Conceptual Classic Car-Inspired Sunglasses
Artwork by Samir Shirazi
Like many other car enthusiasts, I was once a boy with paranoid ideas about the future of cars. I draw them in a super amateur, childish way. Again, like many others, I kept drawing them with a dream of being a car designer—but there were no opportunities for to become a designer in Iran.
My family were afraid there would not be any jobs for an artist, so I never studied art. As I could not imagine myself doing anything else outside of the car field, I twisted the problem by studying industrial engineering and then a Masters of Architecture.
It was the only course with the chance of a job, but working five years in soulless construction projects taught me that I am not one who sits and obeys the tight rules…with an outcome of a cube house.
I love curves.
Fast forward a few years and I finally made my latest step, and moved to Italy to study design. My childhood idea was about to come true, becoming so close to being a car designer and changing the world of transportation for the best. But it seems unrealistic, doesn’t it?
Problem? The objects I showed an interest in were nothing but cars, cars, and cars. I was coming from another country to Florence, center of art, I wanted to become a car designer with no educational background, and, finally, there’s a strong idea of what Italian design is all about.
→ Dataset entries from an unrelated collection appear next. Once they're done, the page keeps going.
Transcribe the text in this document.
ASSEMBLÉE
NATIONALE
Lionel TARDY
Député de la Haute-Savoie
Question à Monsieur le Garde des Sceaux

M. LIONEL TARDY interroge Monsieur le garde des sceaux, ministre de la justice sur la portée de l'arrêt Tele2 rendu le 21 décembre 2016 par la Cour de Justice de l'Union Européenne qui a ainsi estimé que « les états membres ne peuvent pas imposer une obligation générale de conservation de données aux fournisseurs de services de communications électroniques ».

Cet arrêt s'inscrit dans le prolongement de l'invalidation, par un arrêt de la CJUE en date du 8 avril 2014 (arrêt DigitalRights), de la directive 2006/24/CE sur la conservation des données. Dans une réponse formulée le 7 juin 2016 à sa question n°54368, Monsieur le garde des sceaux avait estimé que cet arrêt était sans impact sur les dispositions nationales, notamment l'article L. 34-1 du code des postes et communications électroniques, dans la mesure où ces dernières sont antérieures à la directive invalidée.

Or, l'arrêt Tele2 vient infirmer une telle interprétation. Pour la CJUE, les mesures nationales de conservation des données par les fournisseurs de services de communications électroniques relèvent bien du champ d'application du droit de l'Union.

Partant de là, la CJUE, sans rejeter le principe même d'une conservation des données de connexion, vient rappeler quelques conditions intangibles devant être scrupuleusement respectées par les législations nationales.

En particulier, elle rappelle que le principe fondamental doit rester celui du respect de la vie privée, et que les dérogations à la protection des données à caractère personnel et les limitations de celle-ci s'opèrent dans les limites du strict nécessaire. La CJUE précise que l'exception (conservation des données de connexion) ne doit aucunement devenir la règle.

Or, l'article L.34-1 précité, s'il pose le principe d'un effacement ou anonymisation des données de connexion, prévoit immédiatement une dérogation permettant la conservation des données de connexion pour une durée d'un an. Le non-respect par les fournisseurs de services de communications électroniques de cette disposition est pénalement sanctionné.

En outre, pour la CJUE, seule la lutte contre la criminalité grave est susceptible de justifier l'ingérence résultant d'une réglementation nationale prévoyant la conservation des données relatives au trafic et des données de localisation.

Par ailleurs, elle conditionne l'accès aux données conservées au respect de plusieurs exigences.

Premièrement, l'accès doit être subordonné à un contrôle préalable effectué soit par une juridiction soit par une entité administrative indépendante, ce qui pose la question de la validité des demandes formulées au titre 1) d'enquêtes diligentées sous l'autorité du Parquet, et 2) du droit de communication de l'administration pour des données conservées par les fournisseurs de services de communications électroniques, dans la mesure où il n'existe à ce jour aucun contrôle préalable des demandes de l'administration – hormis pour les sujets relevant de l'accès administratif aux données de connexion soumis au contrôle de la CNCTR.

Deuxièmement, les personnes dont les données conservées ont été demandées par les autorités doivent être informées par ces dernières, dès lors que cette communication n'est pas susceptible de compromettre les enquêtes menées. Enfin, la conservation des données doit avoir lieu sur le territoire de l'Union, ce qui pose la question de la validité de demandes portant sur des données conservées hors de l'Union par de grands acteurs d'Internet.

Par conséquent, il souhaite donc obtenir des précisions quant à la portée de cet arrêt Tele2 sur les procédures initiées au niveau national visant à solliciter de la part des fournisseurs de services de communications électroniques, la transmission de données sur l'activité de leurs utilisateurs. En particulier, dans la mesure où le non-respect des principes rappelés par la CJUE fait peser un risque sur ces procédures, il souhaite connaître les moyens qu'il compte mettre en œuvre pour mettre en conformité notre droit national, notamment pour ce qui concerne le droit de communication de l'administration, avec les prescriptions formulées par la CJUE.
At first, no one showed any interest in my designs, as I was not studying “car design” but only “design” in general. As I took the courses, I became more mature, and began to listen to my professors as they suggested I think more realistically—but they also understood my passion for cars and encouraged this talent in me.
The idea of using an engine as a table is obsolete and shabby, but what if an engine’s components are used to serve a warm plate from the block? What if we use wine cork in car interiors for more sustainable interiors? What about a helmet that translates conversations between you and the next driver, as an example of communication design?
Most of us say that our cars have soul, but if we imagine they do so, what do they feel? Smelling hot oil on asphalt? Touching leaves on a narrow path past a garden? Feeling cold in winter? Annoyed by spilled Coke-Cola?
Once, I was photographing a hot-rod ’69 Chevrolet Camaro in Australia, and I found myself trying to make a photo from inside the engine bay with a perspective of the front grill, of how the car actually sees the world. I just passed a course in fashion design with this question in mind: “How does a car see the world?”
At first, I sketched and tried many cars to know how they might be able to “see”. The result was that I designed sunglasses so an owner would be able to have a better imagination of how his or her car sees. Not all of my designs were great at first, but I made things more and more realistic across lots of revisions.
A Mercedes-Benz 300 SL “Gullwing” front fascia, for instance, is like a face itself. By adding its side iconic louvers and taking inspiration from the still material, the owner has a “Gullwing” face!
The Cord 810 optical glasses were a suggestion of Michael, editor or Petrolicious. It fitted well with the professor’s taste, so I recreated the simple shiny Cord “coffin” front grill as sunglasses.
The design inspired by the ’69 Chevrolet Camaro is a conceptual one of the car’s roofline, combined with body lines as its arms. You can have the 396 stripe kit on it—optional, of course! This particular object is designed to show the concept of hidden functionality, as they sport a hidden optical lens: you can easily remove the sunglasses lens, and then the second lens acts as an optical glass.
I am looking forward to exploring this idea with a real brand, because I’ve learned one important thing: being a designer that makes a wider range of products is is probably better than being “just” a car designer.